Deep Dives and Foraging Strategy
Sunfish don’t just drift at the surface waiting for jellyfish to float by. Tracking data from the southern California Current system shows they actively migrate up and down through the water column on a daily cycle, following the vertical migration of their prey. During the day, sunfish dive deep. Occasionally they descend beyond 500 meters (about 1,600 feet). At night, they move into shallower water as zooplankton rise toward the surface.
They also target specific oceanographic features. Coastal upwelling fronts, where cold, nutrient-rich water meets warmer surface water, create concentrated patches of prey. Zooplankton surveys off central Baja California, Mexico, found dense populations of salps on the warm side of these fronts, exactly where tagged sunfish were spending their time.
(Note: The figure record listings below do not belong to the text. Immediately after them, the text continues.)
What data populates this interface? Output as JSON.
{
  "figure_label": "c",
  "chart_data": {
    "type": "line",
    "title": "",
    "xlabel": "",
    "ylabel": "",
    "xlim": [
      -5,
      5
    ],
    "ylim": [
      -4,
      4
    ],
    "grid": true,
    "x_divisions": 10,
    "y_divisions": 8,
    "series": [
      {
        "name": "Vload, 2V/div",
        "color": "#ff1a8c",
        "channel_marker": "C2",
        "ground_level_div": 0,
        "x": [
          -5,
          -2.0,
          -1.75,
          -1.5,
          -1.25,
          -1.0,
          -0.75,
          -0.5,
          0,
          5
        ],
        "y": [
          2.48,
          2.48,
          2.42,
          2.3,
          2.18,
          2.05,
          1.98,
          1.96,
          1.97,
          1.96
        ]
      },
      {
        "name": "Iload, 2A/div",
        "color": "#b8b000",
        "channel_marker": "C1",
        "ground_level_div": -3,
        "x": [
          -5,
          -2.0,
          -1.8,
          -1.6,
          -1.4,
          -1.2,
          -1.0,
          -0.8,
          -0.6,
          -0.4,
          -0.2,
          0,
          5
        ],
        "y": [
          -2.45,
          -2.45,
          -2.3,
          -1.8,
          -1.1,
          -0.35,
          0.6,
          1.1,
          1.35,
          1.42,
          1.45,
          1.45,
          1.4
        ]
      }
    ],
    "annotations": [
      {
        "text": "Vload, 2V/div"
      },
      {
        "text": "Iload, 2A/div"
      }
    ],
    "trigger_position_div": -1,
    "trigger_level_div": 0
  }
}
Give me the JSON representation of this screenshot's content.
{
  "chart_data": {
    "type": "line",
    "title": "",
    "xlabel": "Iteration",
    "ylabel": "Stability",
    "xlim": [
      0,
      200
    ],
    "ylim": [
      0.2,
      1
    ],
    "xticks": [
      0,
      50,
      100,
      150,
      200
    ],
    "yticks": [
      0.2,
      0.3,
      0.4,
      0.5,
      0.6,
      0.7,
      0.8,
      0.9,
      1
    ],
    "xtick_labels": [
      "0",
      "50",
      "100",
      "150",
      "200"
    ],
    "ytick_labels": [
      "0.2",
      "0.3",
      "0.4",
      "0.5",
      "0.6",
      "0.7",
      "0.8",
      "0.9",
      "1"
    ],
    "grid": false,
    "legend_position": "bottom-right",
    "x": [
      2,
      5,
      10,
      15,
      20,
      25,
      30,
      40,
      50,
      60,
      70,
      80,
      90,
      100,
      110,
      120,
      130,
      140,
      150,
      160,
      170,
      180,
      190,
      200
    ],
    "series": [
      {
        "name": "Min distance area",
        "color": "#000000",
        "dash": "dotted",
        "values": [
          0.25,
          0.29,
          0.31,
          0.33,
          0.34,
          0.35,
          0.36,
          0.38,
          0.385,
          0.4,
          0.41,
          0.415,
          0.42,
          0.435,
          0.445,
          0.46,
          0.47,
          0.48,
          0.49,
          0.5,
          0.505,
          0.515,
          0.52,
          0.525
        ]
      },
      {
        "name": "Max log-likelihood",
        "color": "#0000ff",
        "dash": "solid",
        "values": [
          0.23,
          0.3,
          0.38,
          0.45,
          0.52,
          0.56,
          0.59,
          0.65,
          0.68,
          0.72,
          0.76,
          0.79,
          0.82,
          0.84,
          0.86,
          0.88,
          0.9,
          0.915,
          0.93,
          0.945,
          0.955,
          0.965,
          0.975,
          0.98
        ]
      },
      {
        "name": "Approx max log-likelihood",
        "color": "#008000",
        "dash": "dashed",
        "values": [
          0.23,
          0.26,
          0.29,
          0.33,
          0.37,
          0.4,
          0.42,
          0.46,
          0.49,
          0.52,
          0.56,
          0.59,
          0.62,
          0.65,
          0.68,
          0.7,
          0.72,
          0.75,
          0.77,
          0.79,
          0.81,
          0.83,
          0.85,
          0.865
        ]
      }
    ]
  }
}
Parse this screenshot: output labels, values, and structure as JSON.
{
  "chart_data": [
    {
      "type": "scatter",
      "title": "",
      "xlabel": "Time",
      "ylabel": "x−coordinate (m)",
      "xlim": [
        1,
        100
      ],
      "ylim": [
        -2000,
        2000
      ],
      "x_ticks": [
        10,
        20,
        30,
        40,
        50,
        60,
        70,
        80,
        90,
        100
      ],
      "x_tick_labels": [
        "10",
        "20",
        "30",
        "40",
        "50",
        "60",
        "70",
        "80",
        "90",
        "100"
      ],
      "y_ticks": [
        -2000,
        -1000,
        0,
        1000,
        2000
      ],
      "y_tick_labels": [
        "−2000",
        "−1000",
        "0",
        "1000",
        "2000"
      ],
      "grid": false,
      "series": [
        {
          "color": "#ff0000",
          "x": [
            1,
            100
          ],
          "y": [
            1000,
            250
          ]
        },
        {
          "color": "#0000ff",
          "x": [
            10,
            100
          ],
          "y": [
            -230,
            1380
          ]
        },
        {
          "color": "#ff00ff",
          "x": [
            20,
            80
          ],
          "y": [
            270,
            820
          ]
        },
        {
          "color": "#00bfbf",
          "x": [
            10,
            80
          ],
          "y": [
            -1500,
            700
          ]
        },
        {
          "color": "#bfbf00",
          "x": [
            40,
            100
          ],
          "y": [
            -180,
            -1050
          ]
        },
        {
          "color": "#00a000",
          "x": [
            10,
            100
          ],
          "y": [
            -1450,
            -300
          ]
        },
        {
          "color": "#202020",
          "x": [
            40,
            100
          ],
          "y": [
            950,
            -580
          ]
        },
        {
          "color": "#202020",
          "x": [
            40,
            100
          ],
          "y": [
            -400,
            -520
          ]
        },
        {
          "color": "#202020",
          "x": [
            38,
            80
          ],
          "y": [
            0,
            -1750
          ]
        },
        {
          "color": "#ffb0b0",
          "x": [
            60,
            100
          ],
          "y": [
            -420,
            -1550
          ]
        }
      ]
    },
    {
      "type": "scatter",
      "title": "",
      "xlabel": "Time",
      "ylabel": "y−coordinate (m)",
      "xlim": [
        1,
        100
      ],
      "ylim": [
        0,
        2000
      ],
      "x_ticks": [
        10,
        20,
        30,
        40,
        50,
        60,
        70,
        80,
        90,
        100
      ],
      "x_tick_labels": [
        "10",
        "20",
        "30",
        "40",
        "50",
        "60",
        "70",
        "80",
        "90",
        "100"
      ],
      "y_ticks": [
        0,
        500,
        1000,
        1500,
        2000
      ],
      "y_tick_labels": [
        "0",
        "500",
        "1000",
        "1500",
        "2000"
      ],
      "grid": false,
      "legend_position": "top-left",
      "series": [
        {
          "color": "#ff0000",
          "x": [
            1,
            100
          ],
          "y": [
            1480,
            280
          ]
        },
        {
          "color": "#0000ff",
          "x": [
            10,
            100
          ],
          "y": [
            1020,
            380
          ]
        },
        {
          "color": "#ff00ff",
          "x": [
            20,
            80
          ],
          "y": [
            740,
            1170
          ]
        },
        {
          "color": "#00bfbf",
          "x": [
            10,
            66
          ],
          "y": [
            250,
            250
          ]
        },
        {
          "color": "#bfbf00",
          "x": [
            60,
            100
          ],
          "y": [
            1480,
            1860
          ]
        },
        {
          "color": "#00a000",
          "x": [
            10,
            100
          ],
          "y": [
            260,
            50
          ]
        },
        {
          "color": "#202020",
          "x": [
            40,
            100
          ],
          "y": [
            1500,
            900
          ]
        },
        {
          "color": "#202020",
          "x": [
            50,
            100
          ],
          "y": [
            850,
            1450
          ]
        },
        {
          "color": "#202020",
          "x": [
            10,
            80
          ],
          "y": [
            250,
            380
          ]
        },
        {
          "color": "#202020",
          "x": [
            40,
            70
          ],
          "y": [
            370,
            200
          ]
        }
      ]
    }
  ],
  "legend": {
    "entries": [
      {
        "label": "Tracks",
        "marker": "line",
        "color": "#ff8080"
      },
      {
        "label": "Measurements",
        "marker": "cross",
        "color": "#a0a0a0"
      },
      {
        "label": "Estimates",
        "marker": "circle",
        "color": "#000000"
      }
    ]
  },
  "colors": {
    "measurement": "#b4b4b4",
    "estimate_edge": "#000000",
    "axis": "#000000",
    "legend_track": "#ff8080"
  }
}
This kind of targeted foraging suggests sunfish are far more strategic feeders than their slow, drifting reputation implies.
The Low-Calorie Problem
Jellyfish and salps are mostly water. Bomb calorimetry measurements of three common jellyfish species found energy densities ranging from just 0.10 to 0.18 kilojoules per gram of wet mass. For comparison, a small fish packs roughly 20 to 40 times more energy per gram. Salps are similarly dilute, with an estimated 12% of their dry weight consisting of water trapped in their tissues rather than usable nutrition.
This creates a volume problem. Adult ocean sunfish typically weigh between 247 and 1,000 kilograms, and they need to eat 1% to 3% of their body weight each day. For a 500-kilogram sunfish, that means consuming 5 to 15 kilograms of food daily. If most of that food is gelatinous prey with minimal caloric value, the sunfish has to eat enormous quantities just to break even. This likely explains why sunfish also eat higher-energy foods like fish and crustaceans when available, and why they spend so much time actively searching productive ocean fronts rather than passively drifting.
Their digestive system reflects this diet. The stomach is small and underdeveloped, but the intestine is exceptionally long and deeply coiled, occupying most of the abdominal cavity. Sunfish also lack a pyloric caecum, the finger-like pouches that many fish use for additional digestion. Instead, the sheer length of the intestine provides extended surface area to extract whatever nutrition exists in their watery prey.
Plastic: A Growing Risk
Because sunfish feed on translucent, drifting organisms, they face the same plastic ingestion risk as sea turtles. Floating plastic bags and film can closely resemble jellyfish in the water column. Documentation of this problem in sunfish is still limited compared to turtle research, but a study from the western Mediterranean Sea confirmed plastic fragments in the digestive system of a sunfish for the first time. The fragment was classified as a mesoplastic, a piece between 5 and 25 millimeters. Given how much gelatinous prey sunfish consume and how visually similar some plastics are to that prey, the actual frequency of ingestion is likely higher than current records suggest.